对于任何整数或枚举类型T和任何表达式expr:
有没有区别:
struct S { T t { expr }; };
和
struct S { T t = { expr }; };
更新:
我得到[dcl.init.list] p3b5说:
If the initializer list has a single element of type E and either T is not a reference type or its referenced type is reference-related to E,the object or reference is initialized from that element.
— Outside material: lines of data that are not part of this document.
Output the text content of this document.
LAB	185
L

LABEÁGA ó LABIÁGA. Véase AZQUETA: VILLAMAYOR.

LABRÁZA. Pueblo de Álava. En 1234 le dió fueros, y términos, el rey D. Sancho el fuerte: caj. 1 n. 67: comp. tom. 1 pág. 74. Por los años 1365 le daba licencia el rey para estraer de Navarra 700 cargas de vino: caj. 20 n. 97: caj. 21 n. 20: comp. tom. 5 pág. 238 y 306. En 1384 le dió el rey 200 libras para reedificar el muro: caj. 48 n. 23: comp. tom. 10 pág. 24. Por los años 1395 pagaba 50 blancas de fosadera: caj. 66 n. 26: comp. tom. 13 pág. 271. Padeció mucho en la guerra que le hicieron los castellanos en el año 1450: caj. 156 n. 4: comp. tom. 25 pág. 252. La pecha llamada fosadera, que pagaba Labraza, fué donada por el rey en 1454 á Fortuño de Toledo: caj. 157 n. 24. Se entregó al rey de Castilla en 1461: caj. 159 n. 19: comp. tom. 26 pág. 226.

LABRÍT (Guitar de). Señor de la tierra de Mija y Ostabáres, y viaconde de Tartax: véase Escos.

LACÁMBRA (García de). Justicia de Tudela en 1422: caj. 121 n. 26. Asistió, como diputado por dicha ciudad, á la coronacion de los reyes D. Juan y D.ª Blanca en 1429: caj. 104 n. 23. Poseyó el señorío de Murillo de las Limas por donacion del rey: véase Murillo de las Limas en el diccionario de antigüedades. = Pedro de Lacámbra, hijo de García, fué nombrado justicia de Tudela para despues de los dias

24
我相信这个引用适用于直接列表初始化和复制列表初始化.
所以我认为答案是否定的,没有区别.
解决方法
if T is a non-class type,standard conversions are used,if necessary,to convert the value of other to the cv-unqualified version of T
所以应该没有区别.这些初始化的区别仅适用于类类型:复制初始化不考虑显式构造函数和显式用户定义的转换操作符,直接初始化.整体和枚举类型都没有.
编辑:
@ᐅ Johannes Schaub – litb ᐊ answered a relative question to this one(仅关于括号,而不是大括号),他引用8.5 / 14类似的措辞(强调我的):
The form of initialization (using parentheses or =) is generally
insignificant,but does matter when the initializer or the entity
being initialized has a class type; see below. If the entity being
initialized does not have class type,the expression-list in a
parenthesized initializer shall be a single expression.
我也找不到标准中的{}对应物.我希望这是足够的论据来支持没有区别的答案.